I feel like I am just in this survival mode. I just try to get through each day. Some days it's a struggle to get up and face the day. But Lucy needs me to be strong so she will know that everything is okay.
I try to stay busy to keep my mind off of things, which isn't hard. I even picked up a third job, I went back to Lagoon to work first aid again. It's easier if I have something else to think about something to distract me and work seems to a pretty good job of that.
I've rearranged alot of furniture and boxed up alot of stuff. I hope by doing this that I will stop being reminded of her so much.
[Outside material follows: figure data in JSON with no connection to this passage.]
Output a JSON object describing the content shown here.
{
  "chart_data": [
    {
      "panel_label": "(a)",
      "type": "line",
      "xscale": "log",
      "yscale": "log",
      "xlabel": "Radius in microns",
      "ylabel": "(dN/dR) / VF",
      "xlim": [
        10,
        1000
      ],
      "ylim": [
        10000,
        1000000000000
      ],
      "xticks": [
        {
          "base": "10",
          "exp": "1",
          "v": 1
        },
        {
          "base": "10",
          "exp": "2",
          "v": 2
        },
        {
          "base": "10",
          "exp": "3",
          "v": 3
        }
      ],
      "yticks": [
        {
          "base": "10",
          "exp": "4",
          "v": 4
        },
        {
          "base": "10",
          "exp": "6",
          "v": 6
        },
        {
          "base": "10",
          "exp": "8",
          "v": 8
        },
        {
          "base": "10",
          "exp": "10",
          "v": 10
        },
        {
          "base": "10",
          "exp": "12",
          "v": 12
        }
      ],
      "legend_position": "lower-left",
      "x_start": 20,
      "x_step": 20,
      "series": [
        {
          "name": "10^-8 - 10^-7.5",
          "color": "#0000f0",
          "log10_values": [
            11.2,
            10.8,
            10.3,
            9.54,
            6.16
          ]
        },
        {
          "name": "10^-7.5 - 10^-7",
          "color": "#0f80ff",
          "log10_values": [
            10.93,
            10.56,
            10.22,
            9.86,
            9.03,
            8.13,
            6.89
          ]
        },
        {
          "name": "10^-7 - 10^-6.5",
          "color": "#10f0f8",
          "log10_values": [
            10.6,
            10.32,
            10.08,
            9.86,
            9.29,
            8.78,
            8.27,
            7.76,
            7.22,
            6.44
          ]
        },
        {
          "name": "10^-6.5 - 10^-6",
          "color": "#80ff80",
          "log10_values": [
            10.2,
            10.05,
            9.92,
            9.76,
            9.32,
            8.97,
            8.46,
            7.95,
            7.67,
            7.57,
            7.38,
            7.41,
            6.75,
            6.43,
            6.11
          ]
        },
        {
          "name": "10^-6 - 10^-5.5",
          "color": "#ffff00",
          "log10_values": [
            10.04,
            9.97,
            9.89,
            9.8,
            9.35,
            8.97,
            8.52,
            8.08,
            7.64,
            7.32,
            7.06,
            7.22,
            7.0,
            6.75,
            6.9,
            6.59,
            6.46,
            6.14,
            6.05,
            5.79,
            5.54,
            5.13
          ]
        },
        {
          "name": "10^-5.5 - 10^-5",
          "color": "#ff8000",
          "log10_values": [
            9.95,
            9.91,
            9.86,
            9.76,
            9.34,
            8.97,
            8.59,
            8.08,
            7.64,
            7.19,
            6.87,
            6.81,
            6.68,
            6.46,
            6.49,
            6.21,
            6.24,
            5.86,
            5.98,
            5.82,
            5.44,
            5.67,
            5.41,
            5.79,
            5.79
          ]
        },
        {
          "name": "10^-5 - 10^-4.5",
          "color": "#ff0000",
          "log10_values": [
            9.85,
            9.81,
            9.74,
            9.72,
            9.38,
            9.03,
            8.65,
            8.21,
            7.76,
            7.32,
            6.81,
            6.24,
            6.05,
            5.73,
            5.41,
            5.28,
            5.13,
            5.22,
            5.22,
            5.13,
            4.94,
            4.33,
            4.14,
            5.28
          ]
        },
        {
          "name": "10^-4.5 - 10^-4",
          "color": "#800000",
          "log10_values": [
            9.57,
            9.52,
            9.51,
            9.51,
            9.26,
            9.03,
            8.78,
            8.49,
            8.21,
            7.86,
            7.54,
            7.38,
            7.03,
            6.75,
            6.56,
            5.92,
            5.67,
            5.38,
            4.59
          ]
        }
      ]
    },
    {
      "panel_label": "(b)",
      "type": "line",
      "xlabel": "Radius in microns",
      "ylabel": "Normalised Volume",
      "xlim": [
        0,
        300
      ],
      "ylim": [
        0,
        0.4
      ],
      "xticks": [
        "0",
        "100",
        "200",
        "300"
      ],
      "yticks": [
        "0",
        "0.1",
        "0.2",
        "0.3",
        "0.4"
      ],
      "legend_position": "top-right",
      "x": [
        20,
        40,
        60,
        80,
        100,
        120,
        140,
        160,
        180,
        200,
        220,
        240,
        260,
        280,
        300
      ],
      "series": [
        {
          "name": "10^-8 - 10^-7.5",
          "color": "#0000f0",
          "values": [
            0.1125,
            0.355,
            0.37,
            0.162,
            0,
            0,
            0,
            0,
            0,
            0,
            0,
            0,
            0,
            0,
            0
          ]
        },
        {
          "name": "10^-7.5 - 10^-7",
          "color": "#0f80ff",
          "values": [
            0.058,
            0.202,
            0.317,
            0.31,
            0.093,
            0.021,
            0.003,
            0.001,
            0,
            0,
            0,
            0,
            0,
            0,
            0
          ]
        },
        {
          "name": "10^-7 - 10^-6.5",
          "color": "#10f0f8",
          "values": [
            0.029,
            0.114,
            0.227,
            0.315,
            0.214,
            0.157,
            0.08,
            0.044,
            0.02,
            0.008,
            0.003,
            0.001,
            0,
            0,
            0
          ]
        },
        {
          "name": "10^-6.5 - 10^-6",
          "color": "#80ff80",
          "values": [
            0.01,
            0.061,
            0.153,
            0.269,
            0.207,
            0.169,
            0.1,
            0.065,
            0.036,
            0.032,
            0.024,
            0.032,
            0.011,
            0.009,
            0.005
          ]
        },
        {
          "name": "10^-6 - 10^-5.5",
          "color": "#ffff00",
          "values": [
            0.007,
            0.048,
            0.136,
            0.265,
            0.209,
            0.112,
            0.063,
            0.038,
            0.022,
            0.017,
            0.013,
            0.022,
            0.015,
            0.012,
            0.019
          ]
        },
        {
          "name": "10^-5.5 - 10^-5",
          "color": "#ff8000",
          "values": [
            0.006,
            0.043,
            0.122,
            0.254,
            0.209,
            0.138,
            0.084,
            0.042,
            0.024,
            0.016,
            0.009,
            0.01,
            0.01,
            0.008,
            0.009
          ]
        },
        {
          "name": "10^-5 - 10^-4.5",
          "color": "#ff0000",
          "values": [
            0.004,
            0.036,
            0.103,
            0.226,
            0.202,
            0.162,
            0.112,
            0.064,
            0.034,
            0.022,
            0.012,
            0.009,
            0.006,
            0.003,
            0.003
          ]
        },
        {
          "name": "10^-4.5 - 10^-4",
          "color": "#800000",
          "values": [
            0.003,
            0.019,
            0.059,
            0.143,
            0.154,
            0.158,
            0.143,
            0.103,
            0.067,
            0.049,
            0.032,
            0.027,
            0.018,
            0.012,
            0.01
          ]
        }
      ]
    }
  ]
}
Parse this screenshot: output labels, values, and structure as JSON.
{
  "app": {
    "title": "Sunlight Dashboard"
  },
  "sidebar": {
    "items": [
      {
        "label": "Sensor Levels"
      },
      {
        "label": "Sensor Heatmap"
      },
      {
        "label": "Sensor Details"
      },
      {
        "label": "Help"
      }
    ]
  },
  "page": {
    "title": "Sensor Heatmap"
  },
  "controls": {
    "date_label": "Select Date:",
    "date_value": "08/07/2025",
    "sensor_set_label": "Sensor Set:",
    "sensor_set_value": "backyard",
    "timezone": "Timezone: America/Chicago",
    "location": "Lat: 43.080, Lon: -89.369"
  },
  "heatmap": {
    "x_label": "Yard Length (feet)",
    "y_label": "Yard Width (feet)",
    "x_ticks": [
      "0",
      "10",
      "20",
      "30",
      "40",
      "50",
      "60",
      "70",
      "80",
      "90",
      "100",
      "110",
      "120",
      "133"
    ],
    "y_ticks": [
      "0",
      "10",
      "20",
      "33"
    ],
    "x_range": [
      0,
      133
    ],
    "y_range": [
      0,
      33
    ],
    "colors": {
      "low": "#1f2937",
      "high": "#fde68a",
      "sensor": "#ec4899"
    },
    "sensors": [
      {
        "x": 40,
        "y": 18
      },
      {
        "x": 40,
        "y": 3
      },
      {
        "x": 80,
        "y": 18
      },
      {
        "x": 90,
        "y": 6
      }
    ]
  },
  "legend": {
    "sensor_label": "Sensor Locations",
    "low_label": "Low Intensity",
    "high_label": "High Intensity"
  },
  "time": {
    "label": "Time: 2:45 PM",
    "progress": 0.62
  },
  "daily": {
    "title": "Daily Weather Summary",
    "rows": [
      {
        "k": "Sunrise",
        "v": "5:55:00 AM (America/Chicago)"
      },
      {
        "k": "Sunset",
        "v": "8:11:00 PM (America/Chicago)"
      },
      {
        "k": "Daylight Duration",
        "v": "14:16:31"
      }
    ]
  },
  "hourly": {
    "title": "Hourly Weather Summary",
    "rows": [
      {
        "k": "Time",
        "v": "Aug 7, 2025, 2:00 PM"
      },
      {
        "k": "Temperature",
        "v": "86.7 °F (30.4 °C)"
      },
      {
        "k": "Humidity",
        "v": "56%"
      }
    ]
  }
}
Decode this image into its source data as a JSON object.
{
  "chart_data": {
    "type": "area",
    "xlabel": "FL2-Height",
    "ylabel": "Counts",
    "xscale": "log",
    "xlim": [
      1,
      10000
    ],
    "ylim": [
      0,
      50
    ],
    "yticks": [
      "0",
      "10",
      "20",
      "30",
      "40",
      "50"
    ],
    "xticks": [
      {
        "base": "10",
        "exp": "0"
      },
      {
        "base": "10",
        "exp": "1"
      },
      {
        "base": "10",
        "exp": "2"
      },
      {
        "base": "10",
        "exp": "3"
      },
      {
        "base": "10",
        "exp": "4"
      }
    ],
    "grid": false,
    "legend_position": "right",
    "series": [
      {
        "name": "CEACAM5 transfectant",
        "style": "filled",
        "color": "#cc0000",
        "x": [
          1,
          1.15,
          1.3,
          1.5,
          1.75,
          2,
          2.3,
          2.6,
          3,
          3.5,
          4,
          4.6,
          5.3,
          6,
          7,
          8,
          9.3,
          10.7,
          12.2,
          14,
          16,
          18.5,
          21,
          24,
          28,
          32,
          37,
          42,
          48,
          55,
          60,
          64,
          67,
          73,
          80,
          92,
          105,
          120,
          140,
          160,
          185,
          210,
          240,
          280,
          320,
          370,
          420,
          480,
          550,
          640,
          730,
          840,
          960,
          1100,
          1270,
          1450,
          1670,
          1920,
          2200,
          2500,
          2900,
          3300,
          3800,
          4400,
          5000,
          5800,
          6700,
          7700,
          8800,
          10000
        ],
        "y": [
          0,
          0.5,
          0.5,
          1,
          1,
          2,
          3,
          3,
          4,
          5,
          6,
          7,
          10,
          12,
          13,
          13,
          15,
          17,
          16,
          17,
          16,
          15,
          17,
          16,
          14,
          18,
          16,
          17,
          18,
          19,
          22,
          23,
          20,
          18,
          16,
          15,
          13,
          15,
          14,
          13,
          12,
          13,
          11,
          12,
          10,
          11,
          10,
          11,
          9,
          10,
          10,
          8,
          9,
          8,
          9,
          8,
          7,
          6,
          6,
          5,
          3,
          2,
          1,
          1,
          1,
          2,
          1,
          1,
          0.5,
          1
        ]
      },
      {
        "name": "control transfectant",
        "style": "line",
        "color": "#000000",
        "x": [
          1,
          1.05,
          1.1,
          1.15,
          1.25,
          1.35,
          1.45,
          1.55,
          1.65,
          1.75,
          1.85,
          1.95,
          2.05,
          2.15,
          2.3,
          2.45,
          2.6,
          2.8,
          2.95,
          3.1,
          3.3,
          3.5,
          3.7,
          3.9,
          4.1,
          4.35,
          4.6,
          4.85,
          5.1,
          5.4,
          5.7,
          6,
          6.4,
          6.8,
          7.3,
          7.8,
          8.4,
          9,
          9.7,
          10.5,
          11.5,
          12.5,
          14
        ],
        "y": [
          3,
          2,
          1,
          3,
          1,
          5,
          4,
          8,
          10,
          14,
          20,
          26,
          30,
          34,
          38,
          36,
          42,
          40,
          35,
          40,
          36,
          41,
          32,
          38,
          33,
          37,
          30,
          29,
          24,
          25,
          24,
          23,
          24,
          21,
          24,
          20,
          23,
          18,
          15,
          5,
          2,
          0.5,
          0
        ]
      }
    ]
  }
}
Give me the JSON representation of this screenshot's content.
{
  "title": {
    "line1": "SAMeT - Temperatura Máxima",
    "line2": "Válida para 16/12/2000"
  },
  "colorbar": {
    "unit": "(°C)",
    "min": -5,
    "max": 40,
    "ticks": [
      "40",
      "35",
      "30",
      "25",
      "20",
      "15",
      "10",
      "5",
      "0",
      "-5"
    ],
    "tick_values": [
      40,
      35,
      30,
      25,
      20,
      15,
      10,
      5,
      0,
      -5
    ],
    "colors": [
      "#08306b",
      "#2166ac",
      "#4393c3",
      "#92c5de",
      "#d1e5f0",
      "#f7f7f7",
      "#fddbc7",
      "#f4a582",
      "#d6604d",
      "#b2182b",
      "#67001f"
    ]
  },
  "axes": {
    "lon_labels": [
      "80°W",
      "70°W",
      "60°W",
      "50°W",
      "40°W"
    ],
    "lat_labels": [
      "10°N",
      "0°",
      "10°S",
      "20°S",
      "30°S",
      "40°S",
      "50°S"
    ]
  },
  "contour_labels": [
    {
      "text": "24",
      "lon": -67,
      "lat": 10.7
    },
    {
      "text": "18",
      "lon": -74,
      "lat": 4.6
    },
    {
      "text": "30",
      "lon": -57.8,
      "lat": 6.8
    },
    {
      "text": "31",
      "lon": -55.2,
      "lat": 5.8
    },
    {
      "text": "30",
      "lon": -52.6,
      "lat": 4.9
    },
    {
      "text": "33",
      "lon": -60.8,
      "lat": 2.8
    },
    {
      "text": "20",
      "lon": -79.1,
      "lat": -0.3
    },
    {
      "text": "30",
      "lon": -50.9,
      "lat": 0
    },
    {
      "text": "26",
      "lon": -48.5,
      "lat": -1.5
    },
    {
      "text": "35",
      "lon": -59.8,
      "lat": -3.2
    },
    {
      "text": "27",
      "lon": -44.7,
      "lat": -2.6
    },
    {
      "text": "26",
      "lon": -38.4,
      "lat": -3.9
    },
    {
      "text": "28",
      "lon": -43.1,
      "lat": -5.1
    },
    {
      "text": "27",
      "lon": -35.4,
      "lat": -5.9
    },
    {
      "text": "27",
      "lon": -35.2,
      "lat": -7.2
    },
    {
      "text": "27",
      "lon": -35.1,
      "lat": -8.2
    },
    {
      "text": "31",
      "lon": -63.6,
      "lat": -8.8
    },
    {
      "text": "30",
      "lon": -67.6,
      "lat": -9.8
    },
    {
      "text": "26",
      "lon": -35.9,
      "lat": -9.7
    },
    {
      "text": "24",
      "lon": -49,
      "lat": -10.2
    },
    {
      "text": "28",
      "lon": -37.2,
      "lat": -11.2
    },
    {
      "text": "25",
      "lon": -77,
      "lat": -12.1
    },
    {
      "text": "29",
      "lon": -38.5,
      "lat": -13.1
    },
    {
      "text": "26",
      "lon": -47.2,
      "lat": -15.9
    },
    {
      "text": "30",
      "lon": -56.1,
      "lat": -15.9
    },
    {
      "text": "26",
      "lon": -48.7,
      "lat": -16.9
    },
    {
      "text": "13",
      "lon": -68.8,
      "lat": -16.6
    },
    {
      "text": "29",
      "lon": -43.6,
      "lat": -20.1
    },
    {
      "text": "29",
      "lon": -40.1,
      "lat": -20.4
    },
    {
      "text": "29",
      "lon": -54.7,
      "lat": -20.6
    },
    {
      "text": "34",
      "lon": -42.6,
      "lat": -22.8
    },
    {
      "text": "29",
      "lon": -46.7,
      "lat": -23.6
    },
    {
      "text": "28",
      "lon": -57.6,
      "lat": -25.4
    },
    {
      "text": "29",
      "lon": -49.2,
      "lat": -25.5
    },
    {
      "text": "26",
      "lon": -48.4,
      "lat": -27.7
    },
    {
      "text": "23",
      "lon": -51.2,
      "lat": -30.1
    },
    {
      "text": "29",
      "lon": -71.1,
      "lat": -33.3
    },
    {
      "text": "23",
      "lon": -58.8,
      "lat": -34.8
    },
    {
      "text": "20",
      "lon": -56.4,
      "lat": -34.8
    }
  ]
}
Being a single parent is hard. I have almost zero free time anymore. When I'm not at work or asleep it seems like there is always something that needs to be done, house work or yard work or Lucy just needs some attention. Luckily I have great family and friends who are always there to help me out. I don't know what I would do with out them. I don't know if I can begin to add up all the hours my Dad has spent working in my yard, I worry that he is neglecting his own house and yard just to help me.
Lucy spends days with different relatives. My Aunts Jean and Louise each have a day they take her. She goes down to my Uncle Carl and Aunt Jennifer's once a week, sometimes their son Daniel comes over and spends the night if I have an early shift at the fire station or am on call there. My parents and my in-laws take her alot as well, they also come over and spend the night while I am working as dose my sister Alison and my brother Greg and his wife Stacey when they come down from Logan.
Lucy has good days and bad days. She can get very moody and it's hard to tell if it's just because she's two years old or if it's because she lost her Mommy, doesn't understand where she's gone or why she can't come back. She asks about Mommy less and less everyday, actually she hardly brings her up anymore which is good because it always hurt when she would ask for her and didn't have an answer for her that she would understand, but at the same time it's sad because I'm afraid she's starting to forget her Mommy.
My life almost feels like a bad dream that I keep waiting to wake up from but I know that I'm not going to. I almost expect to see her laying on the couch watching TV when I come home or I even reach over to put my arm around her when I'm laying in bed.
I guess the best answer to the question, "How are you doing?" is, "I am okay." I could defiantly be alot better but things could be whole lot worse if I didn't have such wonder full friends and family.